Dr. Wilbur decides that the cause of this puzzling illness is some terrible thing done to Sybil during childhood, the memory of which she walled off into other personalities so that she would not have to deal with the pain. But what, exactly, happened? That’s what, together, they need to figure out so that Sybil can “integrate” her personalities and be whole again. The only way to do that is for Sybil to remember the trauma, and Dr. Wilbur must help.

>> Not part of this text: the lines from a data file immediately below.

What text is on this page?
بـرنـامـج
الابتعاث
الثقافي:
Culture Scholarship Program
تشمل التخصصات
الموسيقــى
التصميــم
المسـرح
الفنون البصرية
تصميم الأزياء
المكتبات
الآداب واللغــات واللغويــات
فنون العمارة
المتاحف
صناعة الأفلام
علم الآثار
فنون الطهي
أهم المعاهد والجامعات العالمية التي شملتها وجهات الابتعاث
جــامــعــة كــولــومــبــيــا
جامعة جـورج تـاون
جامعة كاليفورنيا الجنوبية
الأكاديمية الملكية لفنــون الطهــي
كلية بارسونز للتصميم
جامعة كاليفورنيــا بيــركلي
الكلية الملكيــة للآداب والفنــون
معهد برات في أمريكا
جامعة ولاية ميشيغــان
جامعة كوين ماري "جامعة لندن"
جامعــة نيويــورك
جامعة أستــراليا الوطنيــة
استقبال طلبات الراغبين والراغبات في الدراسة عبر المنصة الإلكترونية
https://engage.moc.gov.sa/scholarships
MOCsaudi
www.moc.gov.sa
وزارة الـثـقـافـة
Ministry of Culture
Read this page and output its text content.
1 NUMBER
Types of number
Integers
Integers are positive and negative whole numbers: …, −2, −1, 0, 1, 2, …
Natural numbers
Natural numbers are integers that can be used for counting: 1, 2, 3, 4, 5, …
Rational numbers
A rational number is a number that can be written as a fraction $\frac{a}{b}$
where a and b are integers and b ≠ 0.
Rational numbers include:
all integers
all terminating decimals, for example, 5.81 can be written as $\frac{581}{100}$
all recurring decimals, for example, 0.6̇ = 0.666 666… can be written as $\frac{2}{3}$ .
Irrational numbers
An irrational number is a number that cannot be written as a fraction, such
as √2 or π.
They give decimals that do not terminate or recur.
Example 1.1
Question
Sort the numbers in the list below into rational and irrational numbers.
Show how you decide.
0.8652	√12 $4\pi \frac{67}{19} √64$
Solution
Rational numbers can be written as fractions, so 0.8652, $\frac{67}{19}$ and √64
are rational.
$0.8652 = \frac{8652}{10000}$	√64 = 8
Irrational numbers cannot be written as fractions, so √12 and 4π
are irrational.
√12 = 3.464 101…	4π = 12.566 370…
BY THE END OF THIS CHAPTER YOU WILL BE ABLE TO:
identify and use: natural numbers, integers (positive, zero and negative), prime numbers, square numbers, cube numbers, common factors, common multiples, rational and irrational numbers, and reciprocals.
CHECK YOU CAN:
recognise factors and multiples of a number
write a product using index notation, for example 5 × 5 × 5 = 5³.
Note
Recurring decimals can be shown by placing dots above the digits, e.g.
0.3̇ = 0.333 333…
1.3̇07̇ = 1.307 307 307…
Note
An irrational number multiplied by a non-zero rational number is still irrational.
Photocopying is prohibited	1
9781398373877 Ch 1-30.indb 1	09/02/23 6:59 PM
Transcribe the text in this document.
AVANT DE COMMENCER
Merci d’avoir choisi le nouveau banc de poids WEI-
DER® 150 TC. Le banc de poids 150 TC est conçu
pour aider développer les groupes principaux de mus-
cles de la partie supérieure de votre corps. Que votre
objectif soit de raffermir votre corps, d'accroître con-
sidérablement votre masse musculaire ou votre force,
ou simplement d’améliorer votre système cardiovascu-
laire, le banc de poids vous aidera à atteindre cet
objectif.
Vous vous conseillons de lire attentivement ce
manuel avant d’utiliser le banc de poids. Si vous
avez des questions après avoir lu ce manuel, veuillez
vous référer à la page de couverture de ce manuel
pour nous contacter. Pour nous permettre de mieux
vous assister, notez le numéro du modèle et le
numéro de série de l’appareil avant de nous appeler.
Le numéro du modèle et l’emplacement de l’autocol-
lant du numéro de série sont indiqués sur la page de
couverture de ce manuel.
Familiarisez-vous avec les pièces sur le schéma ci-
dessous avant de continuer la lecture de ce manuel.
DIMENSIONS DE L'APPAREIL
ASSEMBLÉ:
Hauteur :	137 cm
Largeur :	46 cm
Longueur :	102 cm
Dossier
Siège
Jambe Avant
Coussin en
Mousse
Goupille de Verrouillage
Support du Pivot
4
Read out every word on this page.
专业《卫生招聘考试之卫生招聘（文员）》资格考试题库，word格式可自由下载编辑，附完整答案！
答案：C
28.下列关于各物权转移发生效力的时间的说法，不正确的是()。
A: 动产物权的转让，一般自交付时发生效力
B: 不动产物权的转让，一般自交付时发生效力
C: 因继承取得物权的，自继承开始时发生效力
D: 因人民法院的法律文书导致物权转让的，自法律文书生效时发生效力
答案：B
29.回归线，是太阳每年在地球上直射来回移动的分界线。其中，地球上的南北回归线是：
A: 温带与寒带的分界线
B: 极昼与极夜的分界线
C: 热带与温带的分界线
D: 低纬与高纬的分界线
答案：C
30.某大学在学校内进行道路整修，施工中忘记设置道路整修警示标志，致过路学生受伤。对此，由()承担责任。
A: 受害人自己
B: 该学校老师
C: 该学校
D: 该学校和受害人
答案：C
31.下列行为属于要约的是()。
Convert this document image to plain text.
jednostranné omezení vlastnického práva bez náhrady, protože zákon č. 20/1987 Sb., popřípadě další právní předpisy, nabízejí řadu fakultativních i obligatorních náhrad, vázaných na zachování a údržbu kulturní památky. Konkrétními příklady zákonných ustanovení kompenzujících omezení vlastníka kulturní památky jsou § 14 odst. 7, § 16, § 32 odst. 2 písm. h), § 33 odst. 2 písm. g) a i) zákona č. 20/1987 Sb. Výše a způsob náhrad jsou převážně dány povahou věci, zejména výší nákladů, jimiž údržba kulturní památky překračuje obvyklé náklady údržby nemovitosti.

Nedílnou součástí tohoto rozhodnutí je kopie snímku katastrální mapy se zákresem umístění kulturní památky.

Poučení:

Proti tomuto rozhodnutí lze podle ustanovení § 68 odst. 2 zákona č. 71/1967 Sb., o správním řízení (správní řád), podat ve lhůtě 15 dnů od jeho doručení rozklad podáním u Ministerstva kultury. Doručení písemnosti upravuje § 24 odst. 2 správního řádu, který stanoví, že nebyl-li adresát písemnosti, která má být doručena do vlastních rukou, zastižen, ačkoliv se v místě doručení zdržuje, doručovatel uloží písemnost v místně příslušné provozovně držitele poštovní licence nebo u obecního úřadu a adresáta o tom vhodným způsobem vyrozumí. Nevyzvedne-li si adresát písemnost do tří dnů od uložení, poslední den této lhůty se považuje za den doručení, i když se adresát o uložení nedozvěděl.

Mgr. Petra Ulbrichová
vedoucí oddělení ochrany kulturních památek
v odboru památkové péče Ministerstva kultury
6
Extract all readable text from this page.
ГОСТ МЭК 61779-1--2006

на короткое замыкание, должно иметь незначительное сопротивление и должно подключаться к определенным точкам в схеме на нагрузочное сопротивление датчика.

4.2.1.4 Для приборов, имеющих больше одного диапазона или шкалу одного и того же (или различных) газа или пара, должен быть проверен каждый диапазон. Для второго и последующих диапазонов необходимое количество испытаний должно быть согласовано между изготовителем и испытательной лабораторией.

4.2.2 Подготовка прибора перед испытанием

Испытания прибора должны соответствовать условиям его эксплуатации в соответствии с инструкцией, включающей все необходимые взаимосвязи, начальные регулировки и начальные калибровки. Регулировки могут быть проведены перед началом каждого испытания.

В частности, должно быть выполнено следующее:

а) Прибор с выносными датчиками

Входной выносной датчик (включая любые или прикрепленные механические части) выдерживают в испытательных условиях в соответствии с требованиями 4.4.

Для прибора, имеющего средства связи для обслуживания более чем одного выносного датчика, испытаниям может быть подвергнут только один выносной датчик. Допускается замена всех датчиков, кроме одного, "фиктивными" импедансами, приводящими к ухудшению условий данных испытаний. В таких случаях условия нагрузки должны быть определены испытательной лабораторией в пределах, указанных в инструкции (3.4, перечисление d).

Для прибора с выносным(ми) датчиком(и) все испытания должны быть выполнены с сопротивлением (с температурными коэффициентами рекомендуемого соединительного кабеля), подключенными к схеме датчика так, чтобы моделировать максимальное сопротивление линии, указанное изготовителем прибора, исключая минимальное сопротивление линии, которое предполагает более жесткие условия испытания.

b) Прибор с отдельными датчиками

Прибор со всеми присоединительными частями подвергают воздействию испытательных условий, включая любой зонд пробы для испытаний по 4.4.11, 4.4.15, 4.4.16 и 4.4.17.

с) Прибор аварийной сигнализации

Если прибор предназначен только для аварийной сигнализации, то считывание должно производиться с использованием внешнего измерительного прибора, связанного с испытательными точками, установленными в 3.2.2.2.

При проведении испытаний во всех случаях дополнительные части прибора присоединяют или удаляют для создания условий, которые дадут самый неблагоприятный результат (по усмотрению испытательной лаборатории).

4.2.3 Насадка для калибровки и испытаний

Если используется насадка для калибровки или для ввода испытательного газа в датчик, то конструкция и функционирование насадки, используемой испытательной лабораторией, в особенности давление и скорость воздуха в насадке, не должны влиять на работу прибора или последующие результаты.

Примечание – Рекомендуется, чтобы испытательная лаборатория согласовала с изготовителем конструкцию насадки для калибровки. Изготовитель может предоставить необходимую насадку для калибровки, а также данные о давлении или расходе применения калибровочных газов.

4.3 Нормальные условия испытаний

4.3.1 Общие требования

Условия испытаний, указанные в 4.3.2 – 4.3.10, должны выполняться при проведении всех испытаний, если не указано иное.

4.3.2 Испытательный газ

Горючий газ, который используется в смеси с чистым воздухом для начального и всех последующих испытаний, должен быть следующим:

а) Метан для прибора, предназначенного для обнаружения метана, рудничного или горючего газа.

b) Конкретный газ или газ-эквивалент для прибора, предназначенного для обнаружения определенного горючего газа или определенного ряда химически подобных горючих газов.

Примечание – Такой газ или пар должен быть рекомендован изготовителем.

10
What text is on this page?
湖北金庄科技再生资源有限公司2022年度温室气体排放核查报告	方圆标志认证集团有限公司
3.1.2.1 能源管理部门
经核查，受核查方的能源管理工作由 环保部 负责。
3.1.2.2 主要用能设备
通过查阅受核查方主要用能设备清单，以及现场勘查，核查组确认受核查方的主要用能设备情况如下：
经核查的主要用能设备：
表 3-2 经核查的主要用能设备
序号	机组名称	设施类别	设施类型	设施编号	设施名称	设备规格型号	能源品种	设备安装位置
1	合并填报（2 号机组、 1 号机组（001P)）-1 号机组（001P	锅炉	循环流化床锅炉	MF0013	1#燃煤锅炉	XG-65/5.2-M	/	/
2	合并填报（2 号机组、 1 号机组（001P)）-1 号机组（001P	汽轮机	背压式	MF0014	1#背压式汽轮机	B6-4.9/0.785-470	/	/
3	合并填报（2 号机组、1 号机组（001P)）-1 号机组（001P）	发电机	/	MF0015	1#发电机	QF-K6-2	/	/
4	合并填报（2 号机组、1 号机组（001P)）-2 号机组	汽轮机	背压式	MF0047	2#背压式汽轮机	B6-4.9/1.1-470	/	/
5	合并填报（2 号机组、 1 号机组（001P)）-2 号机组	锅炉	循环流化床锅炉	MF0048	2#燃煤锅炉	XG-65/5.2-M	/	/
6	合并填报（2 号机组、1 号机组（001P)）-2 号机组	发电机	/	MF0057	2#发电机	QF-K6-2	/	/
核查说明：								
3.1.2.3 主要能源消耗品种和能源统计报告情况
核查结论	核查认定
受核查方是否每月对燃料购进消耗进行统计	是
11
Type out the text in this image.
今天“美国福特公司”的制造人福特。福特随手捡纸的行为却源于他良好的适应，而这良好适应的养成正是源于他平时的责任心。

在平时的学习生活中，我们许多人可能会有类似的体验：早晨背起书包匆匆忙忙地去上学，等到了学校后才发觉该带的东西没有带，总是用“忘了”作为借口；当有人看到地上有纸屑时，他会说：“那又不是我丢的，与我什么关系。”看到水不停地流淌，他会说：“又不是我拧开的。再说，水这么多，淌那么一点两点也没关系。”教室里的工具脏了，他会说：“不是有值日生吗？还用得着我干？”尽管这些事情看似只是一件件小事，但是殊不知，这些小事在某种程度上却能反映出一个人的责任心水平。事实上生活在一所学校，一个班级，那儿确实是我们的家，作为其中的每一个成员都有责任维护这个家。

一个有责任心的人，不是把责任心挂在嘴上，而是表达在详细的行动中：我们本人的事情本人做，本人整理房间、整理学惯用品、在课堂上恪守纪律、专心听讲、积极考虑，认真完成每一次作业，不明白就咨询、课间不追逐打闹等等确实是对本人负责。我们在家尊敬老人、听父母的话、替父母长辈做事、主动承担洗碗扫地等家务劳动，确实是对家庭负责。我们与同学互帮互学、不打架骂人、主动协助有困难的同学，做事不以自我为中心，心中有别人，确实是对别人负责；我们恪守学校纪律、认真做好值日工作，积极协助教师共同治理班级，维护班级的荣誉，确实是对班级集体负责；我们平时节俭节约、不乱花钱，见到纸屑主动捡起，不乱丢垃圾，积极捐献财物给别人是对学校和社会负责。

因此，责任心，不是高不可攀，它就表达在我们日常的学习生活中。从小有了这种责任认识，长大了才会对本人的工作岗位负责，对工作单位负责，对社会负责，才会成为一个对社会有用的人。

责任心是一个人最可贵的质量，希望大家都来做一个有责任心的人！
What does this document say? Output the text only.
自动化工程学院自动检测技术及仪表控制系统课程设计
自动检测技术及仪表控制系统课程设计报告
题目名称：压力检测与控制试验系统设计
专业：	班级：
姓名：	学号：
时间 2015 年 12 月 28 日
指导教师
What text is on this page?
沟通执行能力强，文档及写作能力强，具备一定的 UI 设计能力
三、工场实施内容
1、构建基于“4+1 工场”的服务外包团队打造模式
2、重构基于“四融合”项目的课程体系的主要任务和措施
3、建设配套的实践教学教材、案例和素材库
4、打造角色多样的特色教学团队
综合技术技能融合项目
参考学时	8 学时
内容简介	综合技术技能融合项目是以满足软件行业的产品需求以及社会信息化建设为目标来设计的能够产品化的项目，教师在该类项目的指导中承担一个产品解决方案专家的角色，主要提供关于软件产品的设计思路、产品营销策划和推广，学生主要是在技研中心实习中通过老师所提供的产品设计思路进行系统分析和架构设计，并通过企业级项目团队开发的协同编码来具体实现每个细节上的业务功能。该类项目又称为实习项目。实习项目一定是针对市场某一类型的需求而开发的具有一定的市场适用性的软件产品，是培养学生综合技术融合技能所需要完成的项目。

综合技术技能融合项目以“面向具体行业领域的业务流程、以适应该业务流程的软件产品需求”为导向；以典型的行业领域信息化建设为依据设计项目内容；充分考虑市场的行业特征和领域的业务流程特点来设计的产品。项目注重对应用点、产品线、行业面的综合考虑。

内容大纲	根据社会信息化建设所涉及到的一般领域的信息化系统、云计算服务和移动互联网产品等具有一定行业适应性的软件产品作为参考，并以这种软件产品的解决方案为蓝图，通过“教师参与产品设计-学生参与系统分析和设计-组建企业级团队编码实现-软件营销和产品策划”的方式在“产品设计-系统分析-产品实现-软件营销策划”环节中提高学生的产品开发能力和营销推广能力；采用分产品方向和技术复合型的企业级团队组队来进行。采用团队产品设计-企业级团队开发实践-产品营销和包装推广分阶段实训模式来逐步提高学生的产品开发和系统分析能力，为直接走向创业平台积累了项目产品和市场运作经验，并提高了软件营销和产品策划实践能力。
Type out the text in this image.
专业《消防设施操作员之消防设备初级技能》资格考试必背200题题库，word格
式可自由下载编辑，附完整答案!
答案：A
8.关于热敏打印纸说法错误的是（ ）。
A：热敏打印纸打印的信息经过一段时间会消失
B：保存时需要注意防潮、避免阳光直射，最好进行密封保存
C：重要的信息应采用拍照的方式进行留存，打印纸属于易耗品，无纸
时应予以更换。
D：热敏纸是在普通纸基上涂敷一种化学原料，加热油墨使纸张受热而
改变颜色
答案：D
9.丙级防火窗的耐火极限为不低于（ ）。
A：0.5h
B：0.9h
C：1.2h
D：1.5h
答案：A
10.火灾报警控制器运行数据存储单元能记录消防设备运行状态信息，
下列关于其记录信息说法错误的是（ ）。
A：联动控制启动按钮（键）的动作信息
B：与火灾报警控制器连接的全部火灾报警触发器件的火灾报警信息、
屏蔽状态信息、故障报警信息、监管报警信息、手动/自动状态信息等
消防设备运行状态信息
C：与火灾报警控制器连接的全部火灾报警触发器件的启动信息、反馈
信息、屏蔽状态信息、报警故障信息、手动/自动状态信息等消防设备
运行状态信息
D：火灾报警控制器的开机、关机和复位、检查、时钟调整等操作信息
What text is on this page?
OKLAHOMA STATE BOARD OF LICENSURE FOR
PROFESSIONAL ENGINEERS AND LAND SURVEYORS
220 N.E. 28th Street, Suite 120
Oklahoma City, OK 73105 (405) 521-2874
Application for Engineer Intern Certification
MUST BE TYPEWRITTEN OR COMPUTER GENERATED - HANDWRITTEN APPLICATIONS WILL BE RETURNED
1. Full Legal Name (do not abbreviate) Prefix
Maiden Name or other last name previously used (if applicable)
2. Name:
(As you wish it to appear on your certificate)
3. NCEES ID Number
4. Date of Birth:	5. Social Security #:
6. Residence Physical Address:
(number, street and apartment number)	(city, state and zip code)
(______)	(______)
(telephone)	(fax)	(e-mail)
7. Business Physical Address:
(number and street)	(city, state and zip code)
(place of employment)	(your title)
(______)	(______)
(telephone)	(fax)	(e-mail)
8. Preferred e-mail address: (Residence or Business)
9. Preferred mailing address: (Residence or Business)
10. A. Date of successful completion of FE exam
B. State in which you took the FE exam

Dr. Wilbur puts Sybil into drug-induced and hypnotic trances that finally cause her to remember. The trauma she suffered as a young child turns out to have been abuse—barbaric, gothic, grotesque beyond imagination—inflicted by her psychotic mother, Hattie Dorsett. Hattie once tried to suffocate four-year-old Sybil by locking her into a box filled with grain. Other times, she made her daughter watch as she defecated on neighbors’ lawns, held lesbian orgies in the woods with teenagers, and fondled the genitals of babies. If all this weren’t enough to destroy a child’s psyche, Hattie regularly hung preschooler Sybil by the ankles above a kitchen table, raped her with household utensils, gave her ice-water enemas, and tied her under the piano while banging out crazed versions of Beethoven and Chopin.

Could these nightmare memories, recovered so many years after the crimes supposedly happened, really be true? Yes, says the book—undoubtedly. One chapter has Dr. Wilbur interrogating Sybil’s quiet, colorless father about the family’s past. Mr. Dorsett admits that his wife—by now long dead—was a “nervous” woman. Hemming and hawing, he allows that Hattie could have tortured her daughter without his or anyone else’s noticing.

Now, decades after the abuse and the psychic splitting, Sybil’s only hope
for cure is her kindly psychoanalyst. Dr. Wilbur does not disappoint. After eleven years and hundreds of pages of heroic ministrations, she convinces all the alter personalities to integrate into a united self. As Sybil lies on Dr. Wilbur’s couch, hypnotized, the babies, little boys, and teenagers all grow into adults within minutes, and they dutifully fold back into Sybil’s consciousness, promising never to “come out” again. The grown-up alters make a similar pact. Sybil’s broken mind is mended; she vanquishes the hell of her mother’s mistreatment and finally becomes a whole person. End of story. Except that after the integration, Dr. Wilbur introduces Sybil to New York City writer Flora Rheta Schrieber. The three women decide to write a book together, the better to help others cope with their mental health problems.